Expedia yesterday said an agreement with Sabre Travel Network would supplement its eight-year Worldspan partnership, a boon to Sabre and a blow to Worldspan as it plans its initial public offering
(BTN, April 26). Worldspan said that although the change "will not have a material impact on our 2004 cash flow from operations," it nevertheless is "disappointed with Expedia's strategic decision." According to a statement from chairman, president and CEO Rakesh Gangwal, "We are respectful of their desire to diversify service providers," something Expedia president and CEO Erik Blachford said is driven by "Expedia's rapid growth."

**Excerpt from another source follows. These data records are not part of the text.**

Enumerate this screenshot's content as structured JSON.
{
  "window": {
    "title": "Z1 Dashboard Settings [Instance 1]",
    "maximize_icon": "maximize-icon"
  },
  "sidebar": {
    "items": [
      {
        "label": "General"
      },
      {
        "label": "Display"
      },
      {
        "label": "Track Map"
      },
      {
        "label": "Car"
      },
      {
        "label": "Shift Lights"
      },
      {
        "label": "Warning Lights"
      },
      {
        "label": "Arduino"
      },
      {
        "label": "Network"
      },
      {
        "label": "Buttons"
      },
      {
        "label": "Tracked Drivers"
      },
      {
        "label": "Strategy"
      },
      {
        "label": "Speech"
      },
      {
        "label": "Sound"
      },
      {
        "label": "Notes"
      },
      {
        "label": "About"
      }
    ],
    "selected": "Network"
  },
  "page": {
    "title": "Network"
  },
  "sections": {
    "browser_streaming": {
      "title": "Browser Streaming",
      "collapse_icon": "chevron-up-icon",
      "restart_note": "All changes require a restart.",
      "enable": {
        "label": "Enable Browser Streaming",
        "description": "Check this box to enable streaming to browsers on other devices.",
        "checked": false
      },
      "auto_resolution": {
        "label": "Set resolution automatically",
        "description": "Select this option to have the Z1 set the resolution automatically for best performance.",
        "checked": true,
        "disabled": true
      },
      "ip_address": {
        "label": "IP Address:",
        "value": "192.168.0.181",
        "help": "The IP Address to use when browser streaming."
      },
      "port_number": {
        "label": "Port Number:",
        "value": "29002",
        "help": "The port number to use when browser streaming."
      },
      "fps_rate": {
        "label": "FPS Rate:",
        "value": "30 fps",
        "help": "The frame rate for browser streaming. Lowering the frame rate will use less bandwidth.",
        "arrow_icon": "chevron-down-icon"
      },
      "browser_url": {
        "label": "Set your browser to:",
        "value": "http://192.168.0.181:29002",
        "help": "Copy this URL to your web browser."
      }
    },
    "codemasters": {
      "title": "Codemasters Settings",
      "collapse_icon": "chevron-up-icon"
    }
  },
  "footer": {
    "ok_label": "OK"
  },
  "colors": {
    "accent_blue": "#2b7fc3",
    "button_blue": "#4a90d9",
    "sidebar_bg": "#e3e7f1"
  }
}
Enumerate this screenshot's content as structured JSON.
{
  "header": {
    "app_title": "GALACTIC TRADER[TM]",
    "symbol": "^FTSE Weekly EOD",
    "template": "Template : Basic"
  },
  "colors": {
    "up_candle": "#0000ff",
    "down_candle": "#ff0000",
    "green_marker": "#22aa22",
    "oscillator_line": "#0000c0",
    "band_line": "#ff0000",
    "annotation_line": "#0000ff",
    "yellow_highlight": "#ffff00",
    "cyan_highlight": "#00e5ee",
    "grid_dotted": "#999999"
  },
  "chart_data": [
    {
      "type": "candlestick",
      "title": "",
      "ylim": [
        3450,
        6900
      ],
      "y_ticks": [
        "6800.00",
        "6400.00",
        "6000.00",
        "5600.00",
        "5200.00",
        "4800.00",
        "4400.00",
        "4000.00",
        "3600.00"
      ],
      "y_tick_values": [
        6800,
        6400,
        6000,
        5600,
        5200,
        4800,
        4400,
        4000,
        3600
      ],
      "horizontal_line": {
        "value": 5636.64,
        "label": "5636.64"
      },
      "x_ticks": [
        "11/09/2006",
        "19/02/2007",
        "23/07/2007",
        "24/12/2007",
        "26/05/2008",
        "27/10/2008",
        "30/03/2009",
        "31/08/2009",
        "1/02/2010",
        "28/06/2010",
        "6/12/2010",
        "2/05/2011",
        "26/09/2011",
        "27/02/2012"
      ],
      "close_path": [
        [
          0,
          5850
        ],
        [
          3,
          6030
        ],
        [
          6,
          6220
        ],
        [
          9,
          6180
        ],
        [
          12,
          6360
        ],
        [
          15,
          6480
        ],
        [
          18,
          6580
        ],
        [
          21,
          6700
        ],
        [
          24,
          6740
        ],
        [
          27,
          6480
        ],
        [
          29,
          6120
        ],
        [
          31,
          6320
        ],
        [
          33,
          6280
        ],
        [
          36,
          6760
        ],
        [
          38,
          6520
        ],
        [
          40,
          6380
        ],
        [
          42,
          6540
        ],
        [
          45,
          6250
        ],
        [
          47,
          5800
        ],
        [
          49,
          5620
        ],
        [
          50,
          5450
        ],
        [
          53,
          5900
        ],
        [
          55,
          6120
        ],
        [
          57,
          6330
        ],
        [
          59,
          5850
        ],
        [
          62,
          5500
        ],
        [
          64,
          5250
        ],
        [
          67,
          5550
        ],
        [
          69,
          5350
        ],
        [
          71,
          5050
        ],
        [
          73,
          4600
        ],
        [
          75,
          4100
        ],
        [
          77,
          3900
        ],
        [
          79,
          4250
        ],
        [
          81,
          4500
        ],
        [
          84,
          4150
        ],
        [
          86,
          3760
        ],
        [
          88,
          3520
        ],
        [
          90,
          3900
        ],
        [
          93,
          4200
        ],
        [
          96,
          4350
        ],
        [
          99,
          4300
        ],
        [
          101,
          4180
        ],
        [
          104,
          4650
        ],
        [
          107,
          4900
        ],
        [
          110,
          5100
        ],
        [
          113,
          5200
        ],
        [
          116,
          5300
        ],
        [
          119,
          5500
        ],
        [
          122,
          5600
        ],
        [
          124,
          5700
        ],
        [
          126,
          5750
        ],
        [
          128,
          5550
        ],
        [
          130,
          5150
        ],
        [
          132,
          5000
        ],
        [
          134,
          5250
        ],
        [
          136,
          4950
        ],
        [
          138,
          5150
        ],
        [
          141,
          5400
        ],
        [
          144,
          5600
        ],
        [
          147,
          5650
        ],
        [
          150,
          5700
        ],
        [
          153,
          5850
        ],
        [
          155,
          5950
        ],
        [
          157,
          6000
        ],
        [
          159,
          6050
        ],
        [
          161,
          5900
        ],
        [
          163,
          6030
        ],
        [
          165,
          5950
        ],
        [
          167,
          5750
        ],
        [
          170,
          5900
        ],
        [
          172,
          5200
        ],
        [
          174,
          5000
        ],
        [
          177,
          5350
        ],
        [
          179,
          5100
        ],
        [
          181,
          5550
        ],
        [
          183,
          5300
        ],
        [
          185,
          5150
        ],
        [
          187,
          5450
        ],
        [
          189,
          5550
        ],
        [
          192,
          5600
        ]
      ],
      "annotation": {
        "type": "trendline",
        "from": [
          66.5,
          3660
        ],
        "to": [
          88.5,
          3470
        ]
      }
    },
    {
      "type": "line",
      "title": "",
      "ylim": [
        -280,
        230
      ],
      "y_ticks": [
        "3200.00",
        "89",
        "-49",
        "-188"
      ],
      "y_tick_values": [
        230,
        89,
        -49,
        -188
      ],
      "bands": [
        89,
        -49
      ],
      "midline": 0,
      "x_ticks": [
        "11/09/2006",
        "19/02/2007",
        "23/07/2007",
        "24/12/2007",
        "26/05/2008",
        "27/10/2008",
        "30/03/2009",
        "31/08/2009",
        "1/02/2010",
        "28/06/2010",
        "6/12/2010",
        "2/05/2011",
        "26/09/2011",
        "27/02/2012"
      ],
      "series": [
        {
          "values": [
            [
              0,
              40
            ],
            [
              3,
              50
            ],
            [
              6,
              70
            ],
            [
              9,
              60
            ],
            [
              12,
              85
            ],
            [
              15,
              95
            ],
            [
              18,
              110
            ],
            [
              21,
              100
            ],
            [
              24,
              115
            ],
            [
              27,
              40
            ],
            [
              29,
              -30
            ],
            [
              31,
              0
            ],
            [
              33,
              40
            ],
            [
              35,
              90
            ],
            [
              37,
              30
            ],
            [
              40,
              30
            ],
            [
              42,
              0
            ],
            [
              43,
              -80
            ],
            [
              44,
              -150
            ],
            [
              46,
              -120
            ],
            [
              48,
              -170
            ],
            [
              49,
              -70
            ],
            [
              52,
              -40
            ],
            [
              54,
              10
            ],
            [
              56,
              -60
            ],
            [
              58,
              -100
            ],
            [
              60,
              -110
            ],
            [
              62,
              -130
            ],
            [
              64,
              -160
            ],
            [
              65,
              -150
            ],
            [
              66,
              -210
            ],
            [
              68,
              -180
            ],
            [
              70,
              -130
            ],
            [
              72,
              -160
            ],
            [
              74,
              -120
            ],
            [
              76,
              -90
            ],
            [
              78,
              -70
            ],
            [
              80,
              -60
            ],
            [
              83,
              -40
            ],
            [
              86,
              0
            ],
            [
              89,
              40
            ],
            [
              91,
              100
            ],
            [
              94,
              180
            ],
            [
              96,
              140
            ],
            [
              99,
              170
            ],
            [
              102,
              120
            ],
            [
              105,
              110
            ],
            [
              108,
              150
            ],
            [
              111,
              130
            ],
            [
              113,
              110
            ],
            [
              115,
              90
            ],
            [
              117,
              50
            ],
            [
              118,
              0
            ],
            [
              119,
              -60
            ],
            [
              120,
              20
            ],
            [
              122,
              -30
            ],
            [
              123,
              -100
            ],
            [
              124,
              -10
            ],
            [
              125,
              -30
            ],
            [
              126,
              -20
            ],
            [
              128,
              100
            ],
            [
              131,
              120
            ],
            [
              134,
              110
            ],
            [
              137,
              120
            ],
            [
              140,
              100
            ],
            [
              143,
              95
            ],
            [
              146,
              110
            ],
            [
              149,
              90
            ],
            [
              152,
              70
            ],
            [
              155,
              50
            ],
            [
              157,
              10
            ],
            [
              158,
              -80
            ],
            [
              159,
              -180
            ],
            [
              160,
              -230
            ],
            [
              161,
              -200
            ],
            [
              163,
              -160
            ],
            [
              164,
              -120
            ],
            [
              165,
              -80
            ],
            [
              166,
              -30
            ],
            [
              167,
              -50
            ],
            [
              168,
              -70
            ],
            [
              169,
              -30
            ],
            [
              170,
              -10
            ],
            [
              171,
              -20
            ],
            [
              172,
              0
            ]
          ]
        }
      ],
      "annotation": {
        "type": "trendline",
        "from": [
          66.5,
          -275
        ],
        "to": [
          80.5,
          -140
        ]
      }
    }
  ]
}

The companies did not detail which portions of Expedia's business Sabre may get as part of the five-year deal, saying in the press statement that "over the term of the agreement, Sabre expects to process a meaningful portion of Expedia's GDS bookings." Speaking with
Business Travel News, Sabre Travel Network North America senior vice president Hugh Jones had no comment on the "scope or nature of discussions" with Expedia, but he did say, "There is nothing within the agreement that limits what type of booking comes our way. That said, we would not receive many hotel bookings because the lion's share processed by Expedia are merchant hotel bookings."
Expedia officials could not immediately be reached.
This is not the first time Expedia has worked with Sabre, which provides to it cruise connectivity. Sabre also has various relationships with members of Expedia's IAC Travel family, including Hotwire, Classic Custom Vacations and TravelNow. Hotwire last year had converted its airline bookings to Worldspan from Sabre, but still books rental cars with the latter.
Experts agreed that one benefit for Expedia is to diversify suppliers as it grows. It is common practice for large agencies to use multiple GDS providers, for a variety of reasons.
According to former Sabre Group CEO Kathy Misunas, now a consultant with Essential Ideas, "Expedia has been looking at alternatives for the past year or more relative to its GDS relationships," she added. "They don't want to have all of their eggs in one basket. They previously had some terms and conditions in their Worldspan contract that probably precluded them from doing things in a certain period of time, but some of those have been lifted. They probably had evaluated buying a GDS and decided that was not in their best interest."
Expedia "represented a substantial amount of our total transactions, accounting for over 10 percent of our total revenues," according to Worldspan's Securities and Exchange Commission filings. Orbitz's threat last year to leave Worldspan caused Moody's Investor Service to consider downgrading its rating on Worldspan's substantial debt. Moody's on March 31 reaffirmed the rating after the Orbitz-Worldspan dispute was resolved
(BTNonline, Jan. 29). It's unclear how losing part of the Expedia business--which for Worldspan is larger than Orbitz--will affect the financial community's view of Worldspan as it prepares to go public. Sources agreed that it will not help.